Les personnages, bien qu’étant marginaux et condamnés à des travaux d’intérêt général, ne sont pas de gros durs s’acharnant sur le système. Ce n’est pas parce qu’ils ont des pouvoirs récemment acquis qu’ils se sentent obligés de sauver la planète à coup de « yatta ! » et de « sauvons la cheerleader ». Ils sortent ainsi des clichés habituels et procurent par la même occasion une sensation agréable au téléspectateur. Ils sont tous extrêmement attachants, mais comme souvent, chacun a forcément ses préférences. Grande gueule ne pouvant jamais s’arrêter de parler, Nathan (Robert Sheehan) est ce que l’on pourrait appeler un petit con. Il n’en rate jamais une pour se moquer de tout le monde. Sur le papier, il a tout pour être agaçant, mais ce n’est pas du tout le cas. Il est extrêmement drôle et est surtout l’instigateur de toutes ces répliques délicieusement piquantes. Il est le seul à ne pas voir se développer un pouvoir et met cela sur le compte qu’il n’y avait rien à améliorer chez lui. Forcément, on se doute bien que cela est faux et que quelque chose finira par se déclencher. Curtis (Nathan Stewart-Jarrett) avait tout pour devenir quelqu’un. Sportif de haut niveau, il allait même participer aux Jeux olympiques de 2012. Malheureusement, il se fait attraper en possession de drogue et sa vie toute tracée s’effondre. Il n’est pas étonnant que son pouvoir soit celui de retourner dans le temps, comme pour annuler son passé. Troisième et dernier garçon de la bande, Simon (Iwan Rheon) est asocial et n’a donc pas d’amis. Ce n’est pas qu’il n’en veut pas, mais personne ne s’intéresse à lui. Il est effacé en temps normal aux yeux des autres, et l’orage lui donne la possibilité de devenir invisible. Il s’agit de mon chouchou. Étrange et réservé, il cache une profonde détresse et la saison sera bien cruelle avec lui.

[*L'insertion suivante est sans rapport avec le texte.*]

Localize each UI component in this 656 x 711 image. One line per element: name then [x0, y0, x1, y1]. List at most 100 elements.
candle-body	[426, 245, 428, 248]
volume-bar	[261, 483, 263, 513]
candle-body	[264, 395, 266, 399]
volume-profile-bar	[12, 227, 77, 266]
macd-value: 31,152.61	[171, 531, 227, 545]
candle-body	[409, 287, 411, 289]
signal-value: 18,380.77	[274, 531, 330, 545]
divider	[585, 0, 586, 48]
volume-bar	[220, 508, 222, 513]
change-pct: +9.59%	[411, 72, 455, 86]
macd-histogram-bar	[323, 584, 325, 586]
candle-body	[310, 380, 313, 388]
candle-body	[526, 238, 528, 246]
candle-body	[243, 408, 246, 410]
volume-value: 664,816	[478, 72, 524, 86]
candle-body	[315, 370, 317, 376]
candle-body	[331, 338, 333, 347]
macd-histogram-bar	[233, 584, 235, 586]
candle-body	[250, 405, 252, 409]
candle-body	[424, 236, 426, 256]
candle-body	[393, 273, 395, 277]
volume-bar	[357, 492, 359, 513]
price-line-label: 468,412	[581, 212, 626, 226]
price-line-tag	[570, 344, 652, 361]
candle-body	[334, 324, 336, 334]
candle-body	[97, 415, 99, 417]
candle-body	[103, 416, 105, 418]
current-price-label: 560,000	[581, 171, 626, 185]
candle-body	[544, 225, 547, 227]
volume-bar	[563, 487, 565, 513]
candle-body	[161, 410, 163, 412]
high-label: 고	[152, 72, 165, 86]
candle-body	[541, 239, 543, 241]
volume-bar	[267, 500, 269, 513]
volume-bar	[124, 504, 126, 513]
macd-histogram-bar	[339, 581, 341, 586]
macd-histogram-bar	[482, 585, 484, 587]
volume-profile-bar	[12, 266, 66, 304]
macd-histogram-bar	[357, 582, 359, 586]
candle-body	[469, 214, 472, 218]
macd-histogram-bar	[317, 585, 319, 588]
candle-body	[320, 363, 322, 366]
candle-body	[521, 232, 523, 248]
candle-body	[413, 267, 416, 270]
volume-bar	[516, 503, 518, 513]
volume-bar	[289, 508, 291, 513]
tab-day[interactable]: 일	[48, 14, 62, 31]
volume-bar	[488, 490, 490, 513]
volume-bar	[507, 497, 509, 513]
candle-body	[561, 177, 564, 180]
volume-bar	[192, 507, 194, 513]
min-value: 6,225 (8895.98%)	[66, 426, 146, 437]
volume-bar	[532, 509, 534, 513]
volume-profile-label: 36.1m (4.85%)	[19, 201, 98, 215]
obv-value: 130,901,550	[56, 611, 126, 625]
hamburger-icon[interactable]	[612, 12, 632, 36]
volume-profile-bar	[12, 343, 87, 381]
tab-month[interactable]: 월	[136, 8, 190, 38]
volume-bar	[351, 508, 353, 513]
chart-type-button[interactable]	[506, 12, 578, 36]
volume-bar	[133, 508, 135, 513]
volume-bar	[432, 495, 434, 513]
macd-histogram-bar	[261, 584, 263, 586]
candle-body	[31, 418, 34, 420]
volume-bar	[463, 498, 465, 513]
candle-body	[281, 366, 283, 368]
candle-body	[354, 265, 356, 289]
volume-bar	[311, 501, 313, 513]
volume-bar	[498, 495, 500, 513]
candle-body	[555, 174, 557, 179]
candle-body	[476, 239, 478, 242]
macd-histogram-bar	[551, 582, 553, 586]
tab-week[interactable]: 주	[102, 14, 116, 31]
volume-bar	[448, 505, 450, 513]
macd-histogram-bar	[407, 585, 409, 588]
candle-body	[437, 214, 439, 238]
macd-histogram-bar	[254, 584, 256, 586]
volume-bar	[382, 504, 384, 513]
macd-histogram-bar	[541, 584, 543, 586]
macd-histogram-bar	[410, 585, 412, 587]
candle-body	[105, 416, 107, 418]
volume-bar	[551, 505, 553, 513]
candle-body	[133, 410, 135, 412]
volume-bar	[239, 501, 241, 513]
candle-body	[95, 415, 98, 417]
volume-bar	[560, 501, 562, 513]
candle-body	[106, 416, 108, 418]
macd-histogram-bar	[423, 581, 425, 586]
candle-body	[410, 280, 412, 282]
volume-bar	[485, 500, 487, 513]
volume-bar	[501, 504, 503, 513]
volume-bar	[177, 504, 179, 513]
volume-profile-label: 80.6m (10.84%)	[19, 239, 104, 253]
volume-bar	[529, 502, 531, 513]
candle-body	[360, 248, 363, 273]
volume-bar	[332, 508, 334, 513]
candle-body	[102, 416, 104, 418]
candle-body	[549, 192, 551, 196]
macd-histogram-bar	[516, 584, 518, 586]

Chez les filles, mention spéciale à Kelly (Lauren Socha) qui a un accent à couper au couteau. C’est dans ces moments que l’on remercie les sous-titres. Râleuse, elle partage certains traits avec Nathan comme ce côté grande-gueule bien qu’elle soit davantage réfléchie. Elle développe la possibilité d’entendre dans les pensées, ce qui n’est jamais aussi extraordinaire que ce que l’on pourrait croire. C’est la jolie Alisha (Antonia Thomas) qui termine cette nouvelle équipe de bras cassés. Usant de ses atouts féminins, elle drague tout ce qui bouge et se retrouve ainsi avec un pouvoir bien handicapant, car dès qu’elle touche quelqu’un, il est irrésistiblement attiré par elle et n’a qu’une envie, coucher avec elle. Difficile par conséquent de faire la part des choses entre la réalité et ce que son talent induit. D’autres protagonistes secondaires gravitent autour d’eux, mais ne sont pas les éléments importants de la saison. Ceux ayant apprécié le personnage de Leon dans Hex seront aux anges puisque Jamie Davis est présent le temps de quelques épisodes.

Au final, la première saison de Misfits est une véritable réussite à tout point de vue. Assez acerbe et crue, elle nous plonge immédiatement dans son monde noir et désabusé. Les thématiques plutôt difficiles sont contrebalancées par l’humour quasi perpétuel et extrêmement rafraîchissant, les répliques ciselées aidant. Sous couvert d’un genre fantastique, la série est surtout un brossage en règle d’une galerie d’individus marginaux et charismatiques. L’aspect esthétique ne peut non plus être occulté tant il est travaillé et agréable ; par exemple, les couleurs sont belles et la musique très british particulièrement bien choisie. Si vous cherchez une fiction acérée, distrayante, fun, aboutie, addictive et avec des protagonistes intéressants, c’est tout trouvé, regardez Misfits.